What the study evaluated
The study evaluated the performance of a deep learning–based automatic detection algorithm (DLAD) for pulmonary lesion detection on chest X-rays in a real-world, low-prevalence clinical setting. The algorithm was compared with six radiologists of varying experience using retrospectively collected CXRs from routine hospital practice, with expert consensus as ground truth.

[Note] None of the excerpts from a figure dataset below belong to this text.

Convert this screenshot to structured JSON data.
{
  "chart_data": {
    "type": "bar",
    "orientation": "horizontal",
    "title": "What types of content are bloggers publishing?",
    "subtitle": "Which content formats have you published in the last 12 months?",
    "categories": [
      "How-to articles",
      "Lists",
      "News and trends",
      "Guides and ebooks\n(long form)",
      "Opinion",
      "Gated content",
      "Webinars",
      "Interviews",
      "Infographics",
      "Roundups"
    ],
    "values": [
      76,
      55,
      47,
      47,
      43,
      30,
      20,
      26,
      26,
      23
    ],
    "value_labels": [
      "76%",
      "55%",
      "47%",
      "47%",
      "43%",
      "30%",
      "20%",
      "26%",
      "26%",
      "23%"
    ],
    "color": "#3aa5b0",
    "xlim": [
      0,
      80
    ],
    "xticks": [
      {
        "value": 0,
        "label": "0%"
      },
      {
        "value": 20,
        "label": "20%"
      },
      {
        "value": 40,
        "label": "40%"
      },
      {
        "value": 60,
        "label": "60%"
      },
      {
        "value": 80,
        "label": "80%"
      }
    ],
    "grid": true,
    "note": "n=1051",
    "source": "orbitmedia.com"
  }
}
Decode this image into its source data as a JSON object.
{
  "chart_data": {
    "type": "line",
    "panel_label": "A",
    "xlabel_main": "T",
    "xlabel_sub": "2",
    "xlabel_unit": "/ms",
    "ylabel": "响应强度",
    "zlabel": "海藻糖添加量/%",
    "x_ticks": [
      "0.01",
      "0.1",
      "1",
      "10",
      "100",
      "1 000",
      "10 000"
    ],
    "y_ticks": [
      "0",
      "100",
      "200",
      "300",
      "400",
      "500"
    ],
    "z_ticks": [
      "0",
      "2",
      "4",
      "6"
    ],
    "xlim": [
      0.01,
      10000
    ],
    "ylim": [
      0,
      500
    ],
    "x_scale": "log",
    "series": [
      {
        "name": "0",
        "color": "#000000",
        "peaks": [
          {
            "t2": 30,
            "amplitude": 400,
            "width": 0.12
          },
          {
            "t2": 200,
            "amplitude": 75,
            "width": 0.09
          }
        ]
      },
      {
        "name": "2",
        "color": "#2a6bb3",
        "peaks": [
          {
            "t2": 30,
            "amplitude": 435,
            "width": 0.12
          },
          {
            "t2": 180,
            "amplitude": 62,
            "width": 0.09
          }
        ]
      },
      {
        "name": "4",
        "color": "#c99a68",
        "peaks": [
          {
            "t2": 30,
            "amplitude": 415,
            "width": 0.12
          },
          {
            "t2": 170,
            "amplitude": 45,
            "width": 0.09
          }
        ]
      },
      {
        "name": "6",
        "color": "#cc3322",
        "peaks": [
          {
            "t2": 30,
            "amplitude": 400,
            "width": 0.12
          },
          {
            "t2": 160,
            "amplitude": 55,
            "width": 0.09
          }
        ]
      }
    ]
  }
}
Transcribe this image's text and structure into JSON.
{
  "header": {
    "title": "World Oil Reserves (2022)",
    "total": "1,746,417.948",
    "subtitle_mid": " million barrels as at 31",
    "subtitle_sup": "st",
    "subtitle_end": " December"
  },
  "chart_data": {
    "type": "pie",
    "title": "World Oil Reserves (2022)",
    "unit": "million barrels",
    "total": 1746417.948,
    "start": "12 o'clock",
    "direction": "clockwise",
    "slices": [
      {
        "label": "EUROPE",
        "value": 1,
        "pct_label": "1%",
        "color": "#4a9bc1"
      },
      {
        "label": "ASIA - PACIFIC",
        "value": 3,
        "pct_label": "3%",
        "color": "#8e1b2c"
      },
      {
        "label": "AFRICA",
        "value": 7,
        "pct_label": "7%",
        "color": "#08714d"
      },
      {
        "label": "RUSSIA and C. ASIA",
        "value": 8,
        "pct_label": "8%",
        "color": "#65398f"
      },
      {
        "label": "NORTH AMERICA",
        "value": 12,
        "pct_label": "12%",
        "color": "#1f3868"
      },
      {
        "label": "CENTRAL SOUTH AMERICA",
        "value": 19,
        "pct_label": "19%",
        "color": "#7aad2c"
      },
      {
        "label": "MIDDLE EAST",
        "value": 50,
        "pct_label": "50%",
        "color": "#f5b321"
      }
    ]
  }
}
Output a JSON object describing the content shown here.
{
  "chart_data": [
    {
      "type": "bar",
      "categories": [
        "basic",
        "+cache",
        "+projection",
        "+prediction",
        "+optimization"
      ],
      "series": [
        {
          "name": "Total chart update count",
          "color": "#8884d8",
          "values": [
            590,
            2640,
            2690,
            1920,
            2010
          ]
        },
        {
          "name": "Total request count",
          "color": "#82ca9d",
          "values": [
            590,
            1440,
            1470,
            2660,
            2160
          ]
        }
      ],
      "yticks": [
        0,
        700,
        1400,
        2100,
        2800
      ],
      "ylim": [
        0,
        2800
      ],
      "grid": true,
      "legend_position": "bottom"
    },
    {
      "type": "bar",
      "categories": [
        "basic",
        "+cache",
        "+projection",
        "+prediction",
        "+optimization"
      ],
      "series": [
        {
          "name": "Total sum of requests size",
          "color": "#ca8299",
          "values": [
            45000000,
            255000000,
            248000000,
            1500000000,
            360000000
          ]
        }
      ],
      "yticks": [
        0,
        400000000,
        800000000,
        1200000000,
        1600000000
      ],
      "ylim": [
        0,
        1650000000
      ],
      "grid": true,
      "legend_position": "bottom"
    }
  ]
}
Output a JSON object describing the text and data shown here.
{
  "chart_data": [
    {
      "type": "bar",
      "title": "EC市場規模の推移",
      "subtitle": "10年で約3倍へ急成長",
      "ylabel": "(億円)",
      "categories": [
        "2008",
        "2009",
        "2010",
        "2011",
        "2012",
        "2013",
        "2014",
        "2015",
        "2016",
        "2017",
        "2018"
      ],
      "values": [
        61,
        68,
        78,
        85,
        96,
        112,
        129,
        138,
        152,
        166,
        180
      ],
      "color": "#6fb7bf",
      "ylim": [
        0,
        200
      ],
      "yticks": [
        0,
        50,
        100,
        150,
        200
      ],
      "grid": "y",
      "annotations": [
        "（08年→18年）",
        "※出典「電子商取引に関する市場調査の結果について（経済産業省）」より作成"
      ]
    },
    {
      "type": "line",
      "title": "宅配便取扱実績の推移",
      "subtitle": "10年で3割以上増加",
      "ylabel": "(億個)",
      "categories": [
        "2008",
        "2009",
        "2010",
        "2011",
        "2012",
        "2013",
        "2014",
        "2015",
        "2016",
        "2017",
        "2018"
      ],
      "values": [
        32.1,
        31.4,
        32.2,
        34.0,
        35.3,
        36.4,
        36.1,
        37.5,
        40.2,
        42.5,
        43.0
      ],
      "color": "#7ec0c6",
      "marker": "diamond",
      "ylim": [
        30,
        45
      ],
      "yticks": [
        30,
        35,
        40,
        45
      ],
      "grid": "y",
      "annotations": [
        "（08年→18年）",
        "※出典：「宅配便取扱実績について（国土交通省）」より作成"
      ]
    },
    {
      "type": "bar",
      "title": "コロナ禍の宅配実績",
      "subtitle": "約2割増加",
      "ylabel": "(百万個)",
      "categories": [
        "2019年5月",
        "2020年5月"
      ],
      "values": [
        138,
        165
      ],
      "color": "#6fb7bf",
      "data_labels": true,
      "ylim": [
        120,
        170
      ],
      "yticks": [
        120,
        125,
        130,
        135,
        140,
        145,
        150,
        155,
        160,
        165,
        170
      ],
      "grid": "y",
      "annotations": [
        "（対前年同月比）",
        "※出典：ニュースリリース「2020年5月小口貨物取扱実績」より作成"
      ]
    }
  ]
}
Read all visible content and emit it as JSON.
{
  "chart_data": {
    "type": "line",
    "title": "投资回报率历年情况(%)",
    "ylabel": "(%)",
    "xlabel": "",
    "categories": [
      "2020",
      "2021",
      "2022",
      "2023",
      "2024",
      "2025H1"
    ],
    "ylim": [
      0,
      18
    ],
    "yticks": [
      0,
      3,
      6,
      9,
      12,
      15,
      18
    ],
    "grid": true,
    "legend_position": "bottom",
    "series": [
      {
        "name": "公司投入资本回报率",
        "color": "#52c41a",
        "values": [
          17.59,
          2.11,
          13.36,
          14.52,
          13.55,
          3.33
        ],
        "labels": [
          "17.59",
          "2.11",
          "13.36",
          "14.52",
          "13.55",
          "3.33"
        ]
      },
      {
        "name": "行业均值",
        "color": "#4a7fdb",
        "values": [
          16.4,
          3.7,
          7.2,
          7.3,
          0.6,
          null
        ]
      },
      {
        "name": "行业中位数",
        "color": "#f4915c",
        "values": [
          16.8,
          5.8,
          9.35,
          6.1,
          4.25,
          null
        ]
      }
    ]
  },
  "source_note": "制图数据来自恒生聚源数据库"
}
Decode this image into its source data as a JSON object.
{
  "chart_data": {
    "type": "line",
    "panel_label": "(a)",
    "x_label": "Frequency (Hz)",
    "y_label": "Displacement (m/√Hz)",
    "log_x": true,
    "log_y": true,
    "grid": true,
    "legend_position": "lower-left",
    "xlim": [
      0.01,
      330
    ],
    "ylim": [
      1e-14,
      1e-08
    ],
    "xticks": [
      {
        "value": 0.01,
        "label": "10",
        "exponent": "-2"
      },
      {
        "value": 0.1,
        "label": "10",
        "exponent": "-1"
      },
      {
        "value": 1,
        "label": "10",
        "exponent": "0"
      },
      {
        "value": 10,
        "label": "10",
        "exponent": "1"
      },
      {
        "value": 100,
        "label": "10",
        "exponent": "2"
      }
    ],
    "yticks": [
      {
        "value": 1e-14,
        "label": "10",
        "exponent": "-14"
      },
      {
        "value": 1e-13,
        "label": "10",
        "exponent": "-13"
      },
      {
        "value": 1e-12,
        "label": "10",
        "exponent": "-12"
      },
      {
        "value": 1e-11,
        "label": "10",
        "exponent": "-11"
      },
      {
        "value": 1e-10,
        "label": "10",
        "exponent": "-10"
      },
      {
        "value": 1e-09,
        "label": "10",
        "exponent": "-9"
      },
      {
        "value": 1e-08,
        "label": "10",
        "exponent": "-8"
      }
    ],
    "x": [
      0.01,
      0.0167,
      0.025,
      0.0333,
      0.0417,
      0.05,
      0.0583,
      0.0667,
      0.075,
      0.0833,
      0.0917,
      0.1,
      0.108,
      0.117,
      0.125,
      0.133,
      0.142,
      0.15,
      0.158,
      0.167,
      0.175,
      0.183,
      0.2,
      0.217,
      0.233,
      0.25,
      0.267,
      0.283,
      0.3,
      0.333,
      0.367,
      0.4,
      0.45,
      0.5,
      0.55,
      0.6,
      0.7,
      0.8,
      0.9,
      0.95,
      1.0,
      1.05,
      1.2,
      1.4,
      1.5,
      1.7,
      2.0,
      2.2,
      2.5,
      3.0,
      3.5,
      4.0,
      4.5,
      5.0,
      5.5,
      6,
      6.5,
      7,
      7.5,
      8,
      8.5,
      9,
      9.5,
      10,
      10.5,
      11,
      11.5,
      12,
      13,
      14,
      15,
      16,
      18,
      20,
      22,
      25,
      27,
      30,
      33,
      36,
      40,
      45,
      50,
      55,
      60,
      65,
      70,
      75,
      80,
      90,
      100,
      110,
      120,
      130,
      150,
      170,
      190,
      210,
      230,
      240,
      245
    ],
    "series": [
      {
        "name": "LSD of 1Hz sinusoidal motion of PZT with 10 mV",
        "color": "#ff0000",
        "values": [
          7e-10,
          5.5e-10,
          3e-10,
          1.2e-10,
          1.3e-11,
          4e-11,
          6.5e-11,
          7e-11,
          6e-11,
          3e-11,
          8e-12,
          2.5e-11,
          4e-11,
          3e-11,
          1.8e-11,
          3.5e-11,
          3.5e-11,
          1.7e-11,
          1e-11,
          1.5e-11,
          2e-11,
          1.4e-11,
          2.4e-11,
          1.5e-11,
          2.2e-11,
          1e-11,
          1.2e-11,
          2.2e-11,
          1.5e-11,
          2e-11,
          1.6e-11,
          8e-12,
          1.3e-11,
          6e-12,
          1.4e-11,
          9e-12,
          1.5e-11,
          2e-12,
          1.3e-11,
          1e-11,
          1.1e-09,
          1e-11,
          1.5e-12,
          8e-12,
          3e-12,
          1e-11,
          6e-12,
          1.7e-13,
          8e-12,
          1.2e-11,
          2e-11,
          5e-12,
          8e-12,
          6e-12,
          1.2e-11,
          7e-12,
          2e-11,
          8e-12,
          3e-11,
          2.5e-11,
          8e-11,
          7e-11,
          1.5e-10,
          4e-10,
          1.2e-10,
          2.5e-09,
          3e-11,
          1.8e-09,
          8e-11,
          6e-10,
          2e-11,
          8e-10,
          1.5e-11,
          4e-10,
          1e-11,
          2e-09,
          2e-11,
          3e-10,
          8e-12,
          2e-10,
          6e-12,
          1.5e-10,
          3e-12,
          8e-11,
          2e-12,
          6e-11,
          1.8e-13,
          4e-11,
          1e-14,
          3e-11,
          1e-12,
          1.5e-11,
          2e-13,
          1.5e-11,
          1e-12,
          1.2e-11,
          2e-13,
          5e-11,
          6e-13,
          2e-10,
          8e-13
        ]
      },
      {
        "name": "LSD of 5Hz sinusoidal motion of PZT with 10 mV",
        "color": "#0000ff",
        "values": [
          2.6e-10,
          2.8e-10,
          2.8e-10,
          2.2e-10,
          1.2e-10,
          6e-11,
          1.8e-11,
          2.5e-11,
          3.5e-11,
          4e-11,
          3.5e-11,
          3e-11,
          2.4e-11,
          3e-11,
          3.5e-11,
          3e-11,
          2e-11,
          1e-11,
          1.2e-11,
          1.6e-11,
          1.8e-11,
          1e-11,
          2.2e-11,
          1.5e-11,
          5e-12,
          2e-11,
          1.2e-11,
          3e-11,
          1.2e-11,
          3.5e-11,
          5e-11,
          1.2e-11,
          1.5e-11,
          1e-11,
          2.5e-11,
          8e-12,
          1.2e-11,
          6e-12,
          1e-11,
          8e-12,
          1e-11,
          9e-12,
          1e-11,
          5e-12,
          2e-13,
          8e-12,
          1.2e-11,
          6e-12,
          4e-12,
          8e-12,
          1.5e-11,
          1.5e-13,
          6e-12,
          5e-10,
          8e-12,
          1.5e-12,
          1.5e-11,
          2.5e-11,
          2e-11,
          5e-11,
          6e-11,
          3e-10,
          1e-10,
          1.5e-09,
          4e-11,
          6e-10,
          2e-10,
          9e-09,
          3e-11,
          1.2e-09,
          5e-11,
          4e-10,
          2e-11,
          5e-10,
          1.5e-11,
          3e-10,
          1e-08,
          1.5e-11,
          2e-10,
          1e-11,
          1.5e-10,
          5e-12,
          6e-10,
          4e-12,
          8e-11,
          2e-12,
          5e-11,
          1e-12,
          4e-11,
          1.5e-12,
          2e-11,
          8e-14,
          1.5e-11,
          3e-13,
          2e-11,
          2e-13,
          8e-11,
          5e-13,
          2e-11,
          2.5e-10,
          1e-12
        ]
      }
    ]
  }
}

Study results in clinical practice
In a setting with very low disease prevalence, DLAD demonstrated substantially higher sensitivity than all participating radiologists, significantly reducing the risk of missed pulmonary lesions. Specificity was lower than that of most radiologists, resulting in more false-positive findings. In clinical practice, this supports DLAD as a safety-enhancing tool that helps both junior and experienced radiologists detect rare but clinically relevant findings, particularly where prevalence-driven vigilance is challenging.
Key numbers
CXRs analyzed: 901
Pulmonary lesion prevalence: 2.3%
DLAD sensitivity: 90.5%
Radiologists’ sensitivity range: 23.8–66.7%
DLAD specificity: 89.3%
Radiologists’ specificity range: 88.4–99.9%
The rapid advancement of artificial intelligence (AI) in medical imaging has presented an exciting prospect of enhancing diagnostic accuracy and efficiency. One of the active areas of research is the use of deep-learning-based automatic detection algorithms (DLAD) in chest radiography, which has shown tremendous potential in identifying various findings such as tuberculosis or pulmonary lesions. However, despite the promising results in the controlled, high-prevalence simulated conditions typically observed in research settings, there are concerns about the use of these applications in real-world scenarios. For our study, we collected 956 chest X-ray images (CXR) from daily clinical practice at a municipal hospital. Two central readers with access to the patient's previous and subsequent examinations achieved blinded agreement for 901 CXRs, of which 21 were visually confirmed to contain one or more pulmonary lesions (prevalence: 2.3%) and 880 were found to contain no pulmonary lesions. Six radiologists of varying expertise were asked to conduct a retrospective analysis of these images. Subsequently, the performance of each radiologist was benchmarked against the ground truth and the proposed DLAD (2.0.20-v2.01). The proposed DLAD demonstrated higher sensitivity (Se of 0.905 (0.715-0.978)) than that of all assessed radiologists (RAD 1 0.238 (0.103-0.448), p < 0.001, RAD 2 0.333 (0.170-0.544), p< 0.001, RAD 3 0.524 (0.324-0.717), p < 0.001, RAD 4 0.619 (0.410-0.794), p < 0.001, RAD5 0.667 (0.456-0.83), p < 0.001, RAD 6 0.619 (0.41-0.794), p < 0.001), and the difference was statistically significant. The DLAD specificity (Sp of 0.893 (0.871-0.912)) was significantly lower than that of five compared radiologists (RAD 1 0.999 (0.994-1), p < 0.001,RAD 2 0.933 (0.915-0.948), p < 0.001, RAD 4 0.968 (0.955-0.978), p < 0.001, RAD 5 0.991(0.982-0.996), p < 0.001, RAD 6 0.989 (0.979-0.994), p < 0.001), with the exception of one, mid-level experienced radiologist but the difference was not statistically significant (RAD 30.884 (0.861-0.904), p = 0.685). The results of this study demonstrate that the proposedDLAD achieves a high level of sensitivity and a relatively reliable level of specificity even when applied in low-prevalence real-world settings. As a result, the proposed DLAD can be considered beneficial for both junior and more experienced radiologists.